Barnsley Metropolitan Borough Council (24 009 483)
Category : Planning > Planning applications
Decision : Closed after initial enquiries
Decision date : 26 May 2025
The Ombudsman's final decision:
Summary: We will not investigate this complaint about the Council asking Mr Y to use a planning agent for his planning applications. The Council confirms it will contact him if he puts in planning applications direct. We consider further investigation will not lead to a different outcome.
The complaint
- Mr X complains for his client, Mr Y. Mr X says the Council failed to tell Mr Y it will not contact him direct and all contact must be made through an agent. It also issued a cease-and-desist letter to Mr Y.
- Mr X says the requirement for Mr Y to have a planning agent is inconvenient and causes extra expense. He wants Mr Y to have routine access to planning officers.

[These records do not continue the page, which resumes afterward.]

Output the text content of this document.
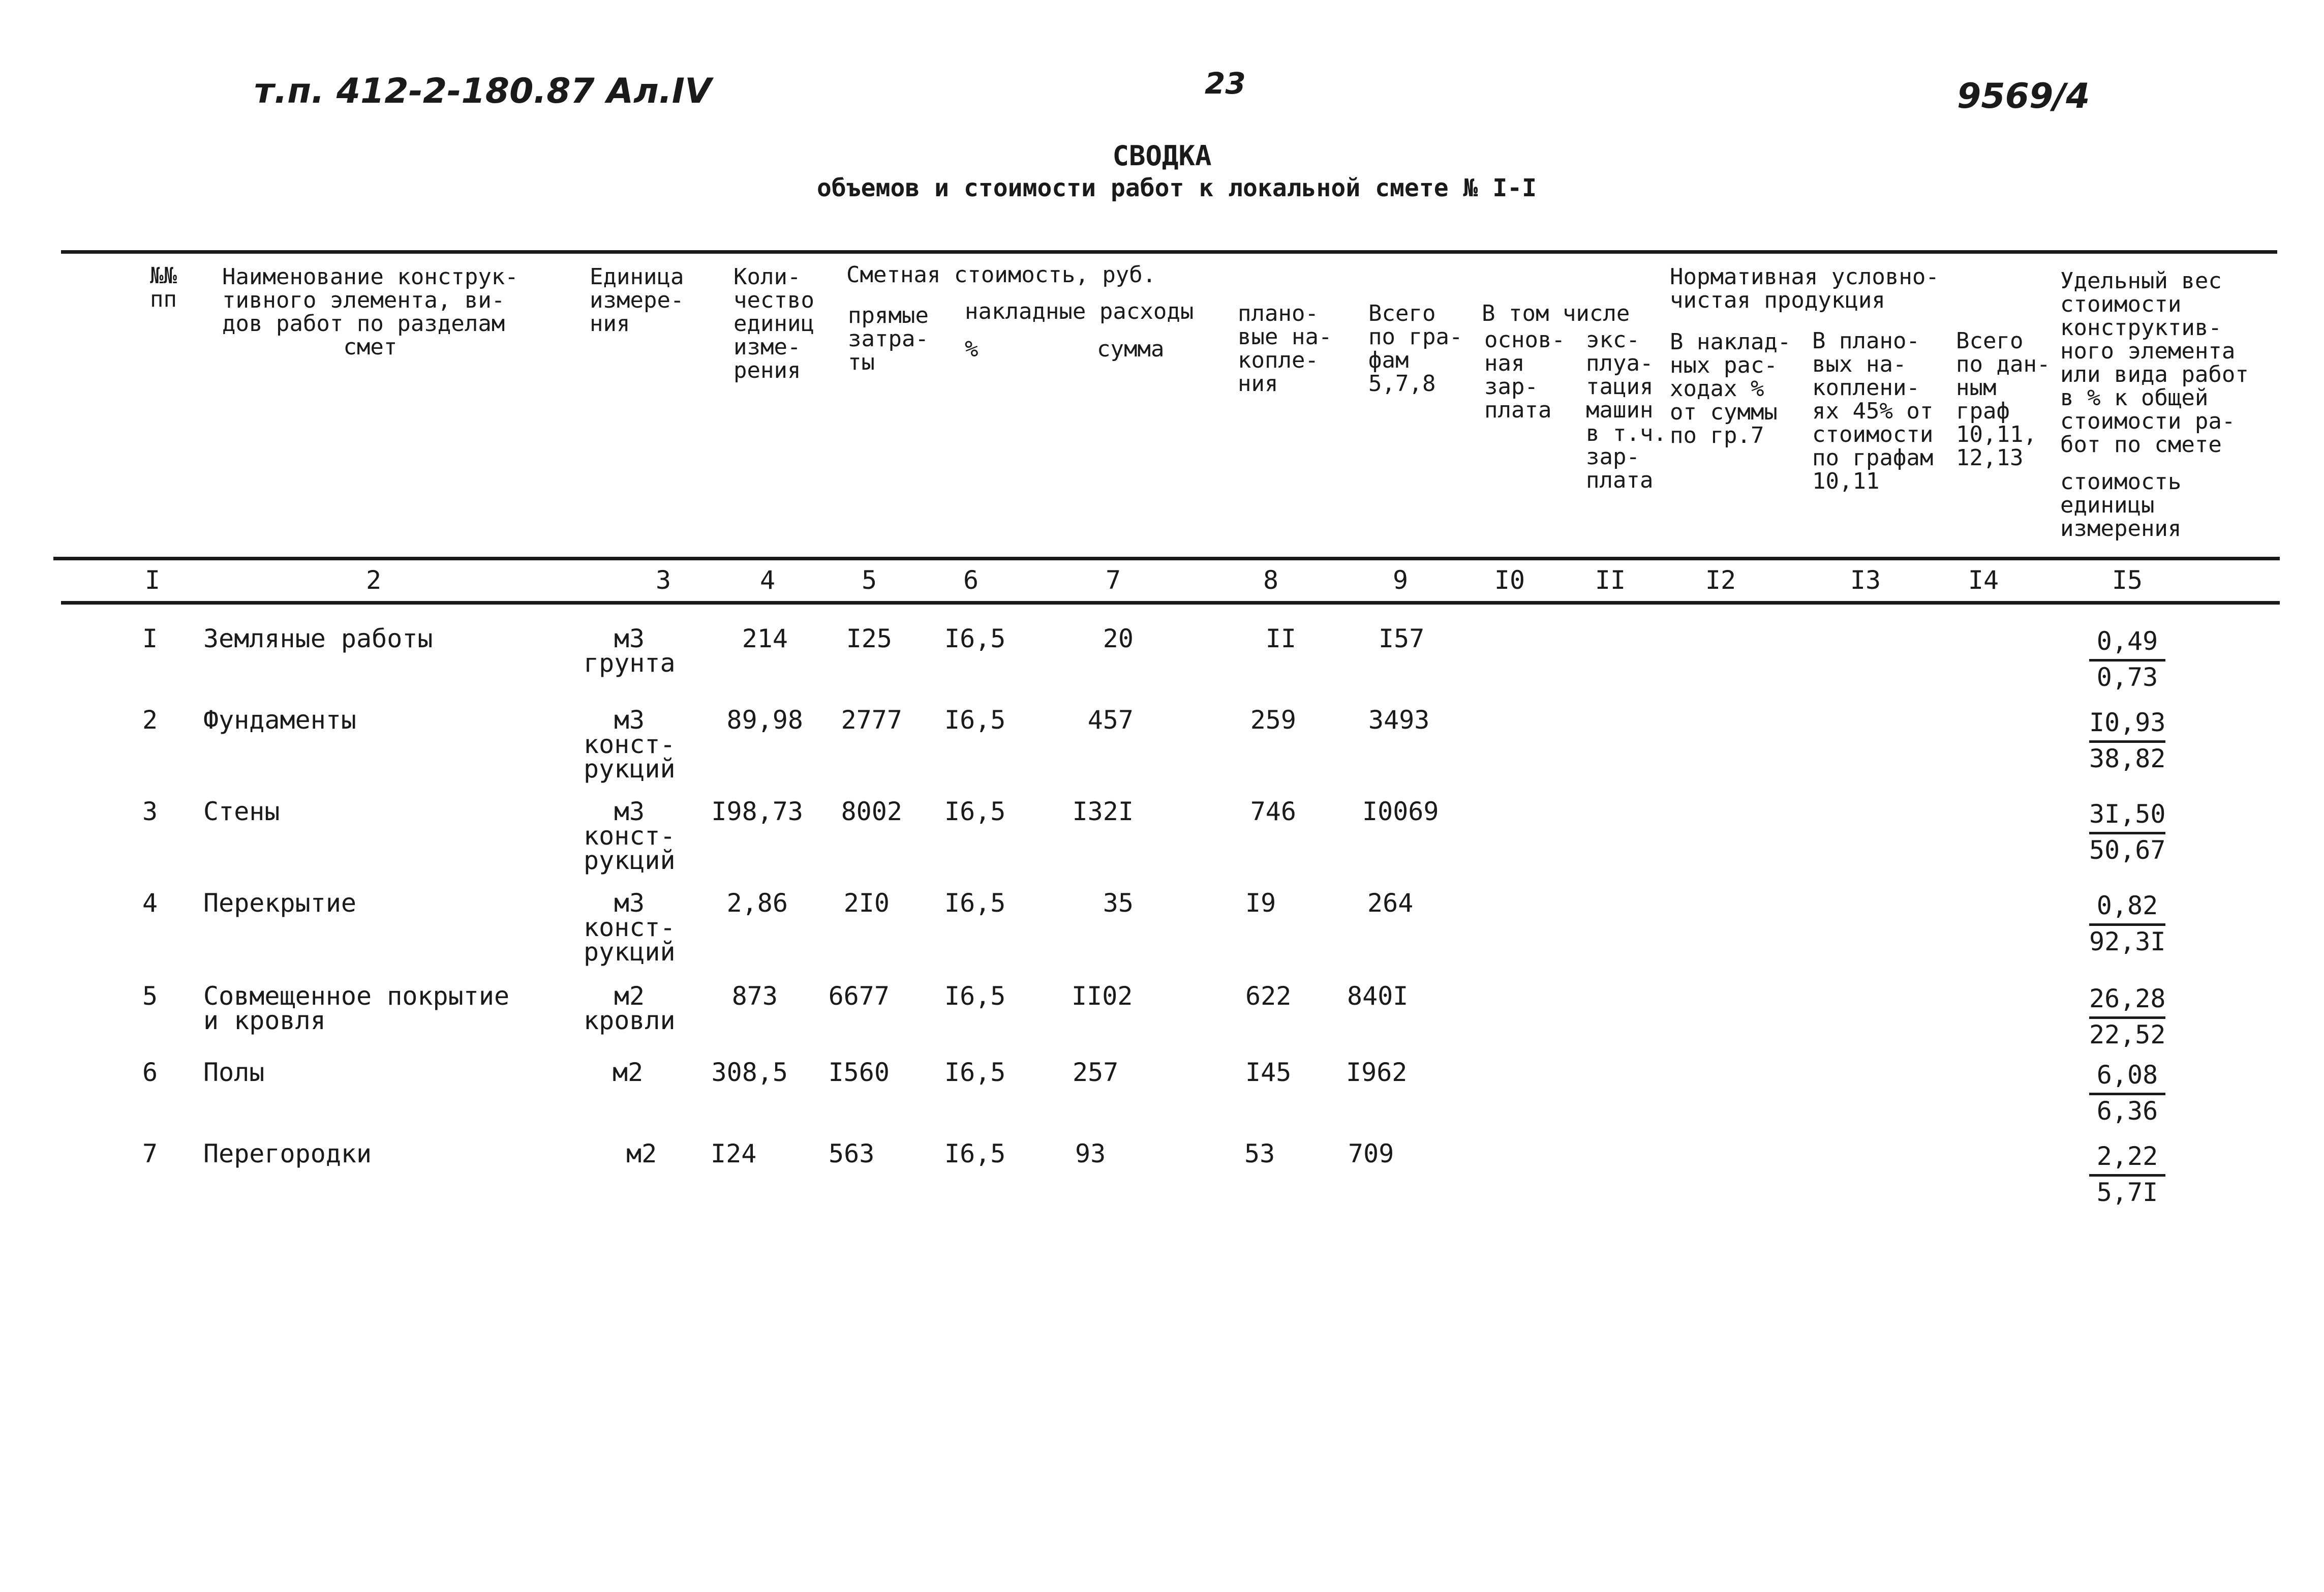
т.п. 412-2-180.87 Ал.IV	23	9569/4
СВОДКА
объемов и стоимости работ к локальной смете № I-I
№№
пп
Наименование конструк-
тивного элемента, ви-
дов работ по разделам
смет
Единица
измере-
ния
Коли-
чество
единиц
изме-
рения
Сметная стоимость, руб.
прямые
затра-
ты
накладные расходы
%	сумма
плано-
вые на-
копле-
ния
Всего
по гра-
фам
5,7,8
В том числе
основ-
ная
зар-
плата
экс-
плуа-
тация
машин
в т.ч.
зар-
плата
Нормативная условно-
чистая продукция
В наклад-
ных рас-
ходах %
от суммы
по гр.7
В плано-
вых на-
коплени-
ях 45% от
стоимости
по графам
10,11
Всего
по дан-
ным
граф
10,11,
12,13
Удельный вес
стоимости
конструктив-
ного элемента
или вида работ
в % к общей
стоимости ра-
бот по смете
стоимость
единицы
измерения
I	2	3	4	5	6	7	8	9	I0	II	I2	I3	I4	I5
I Земляные работы	м3
грунта
214	I25 I6,5	20	II	I57	$\frac{0,49}{0,73}$
2 Фундаменты	м3
конст-
рукций
89,98	2777 I6,5	457	259	3493	$\frac{I0,93}{38,82}$
3 Стены	м3
конст-
рукций
I98,73	8002 I6,5	I32I	746	I0069	$\frac{3I,50}{50,67}$
4 Перекрытие	м3
конст-
рукций
2,86	2I0 I6,5	35	I9	264	$\frac{0,82}{92,3I}$
5 Совмещенное покрытие
и кровля
м2
кровли
873	6677 I6,5	II02	622 840I	$\frac{26,28}{22,52}$
6 Полы	м2	308,5	I560 I6,5	257	I45 I962	$\frac{6,08}{6,36}$
7 Перегородки	м2 I24	563	I6,5	93	53	709	$\frac{2,22}{5,7I}$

The Ombudsman’s role and powers
- We cannot investigate a complaint about the start of court action or what happened in court. (Local Government Act 1974, Schedule 5/5A, paragraph 1/3, as amended)

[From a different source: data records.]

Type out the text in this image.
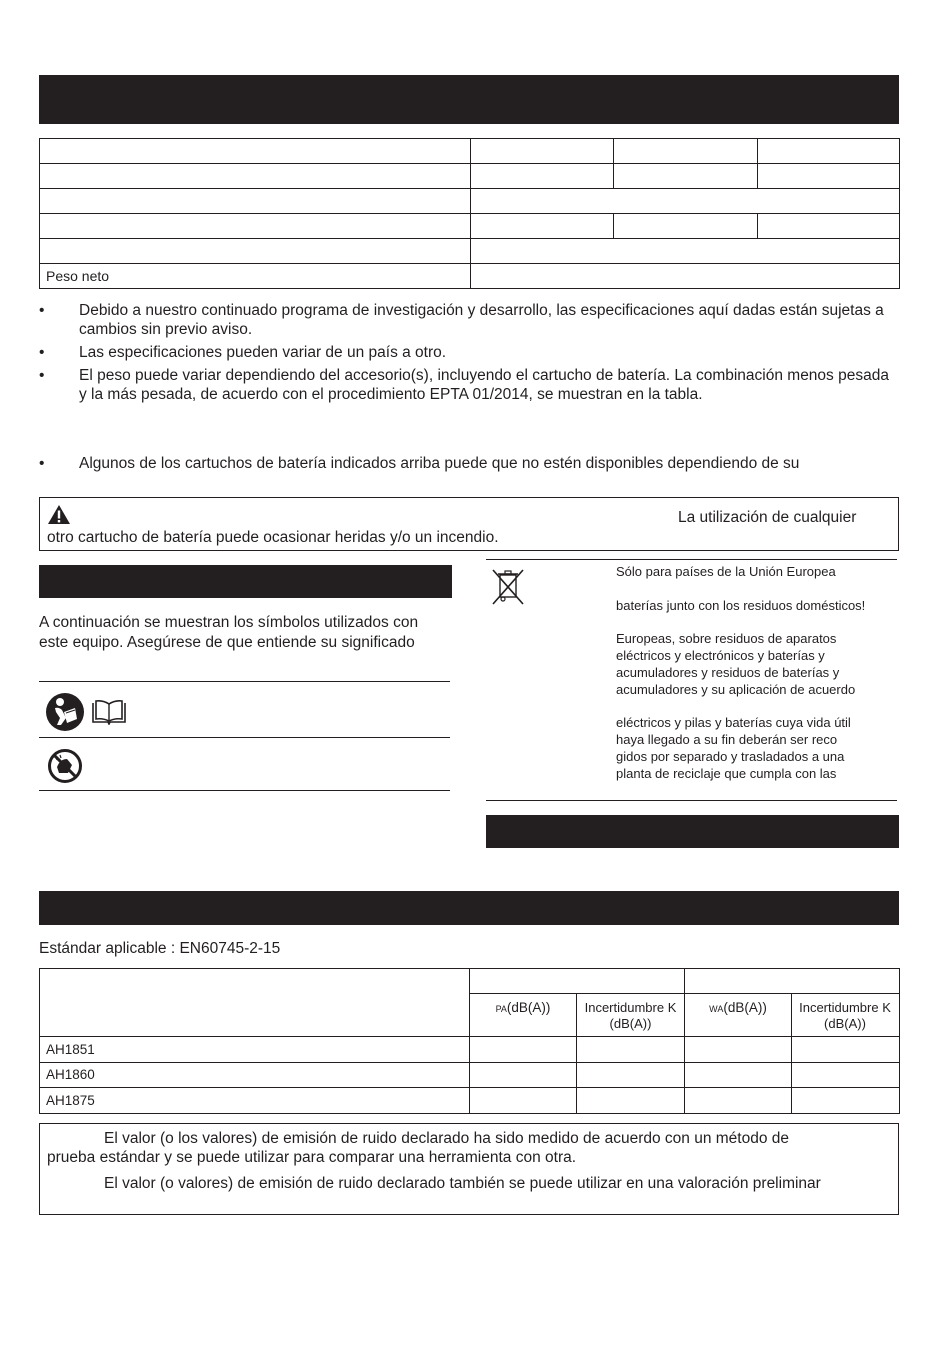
Peso neto			
• Debido a nuestro continuado programa de investigación y desarrollo, las especificaciones aquí dadas están sujetas a cambios sin previo aviso.
• Las especificaciones pueden variar de un país a otro.
• El peso puede variar dependiendo del accesorio(s), incluyendo el cartucho de batería. La combinación menos pesada y la más pesada, de acuerdo con el procedimiento EPTA 01/2014, se muestran en la tabla.
• Algunos de los cartuchos de batería indicados arriba puede que no estén disponibles dependiendo de su
La utilización de cualquier
otro cartucho de batería puede ocasionar heridas y/o un incendio.
A continuación se muestran los símbolos utilizados con
este equipo. Asegúrese de que entiende su significado
Sólo para países de la Unión Europea
baterías junto con los residuos domésticos!
Europeas, sobre residuos de aparatos
eléctricos y electrónicos y baterías y
acumuladores y residuos de baterías y
acumuladores y su aplicación de acuerdo
eléctricos y pilas y baterías cuya vida útil
haya llegado a su fin deberán ser reco
gidos por separado y trasladados a una
planta de reciclaje que cumpla con las
Estándar aplicable : EN60745-2-15
PA(dB(A))	Incertidumbre K
(dB(A))
WA(dB(A))	Incertidumbre K
(dB(A))
AH1851
AH1860
AH1875
El valor (o los valores) de emisión de ruido declarado ha sido medido de acuerdo con un método de
prueba estándar y se puede utilizar para comparar una herramienta con otra.
El valor (o valores) de emisión de ruido declarado también se puede utilizar en una valoración preliminar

- We investigate complaints about ‘maladministration’ and ‘service failure’, which we call ‘fault’. We must also consider whether any fault has had an adverse impact on the person making the complaint, which we call ‘injustice’. We provide a free service but must use public money carefully. We do not start or continue further investigation would not lead to a different outcome.
How I considered this complaint
- I considered information provided by Mr X and the Council.
- I considered the Ombudsman’s Assessment Code.
My assessment
- In 2023 the Council issued a cease-and-desist letter to Mr Y outlining the behaviour which the Council considered unacceptable and the action it requires him to stop. Following further actions the Council sought and was granted an injunction from the Court.
- As described in paragraph three, the Ombudsman cannot consider any matters relating to court action.
- Mr X wants the Council to give Mr Y routing access to planning officers. In response to my enquiries the Council confirms it receives Mr Y’s emails in a centralised mailbox. It says Mr Y has not submitted any planning applications without using a planning agent. However, should he do so, the Council would be required to correspond with him direct. It says such correspondence would typically be:
“an acknowledgement letter confirming the validation of the application at the outset, followed by any necessary requests for further information, clarification, or suggested amendments to improve the scheme. A copy of the final decision notice would also be issued to [Mr Y] at the conclusion of the process.”
- There is no restriction to prevent Mr Y from putting in a planning application direct, without engaging an agent.
Final decision
- We will not investigate Mr X’s complaint because we consider further investigation will not lead to a different outcome.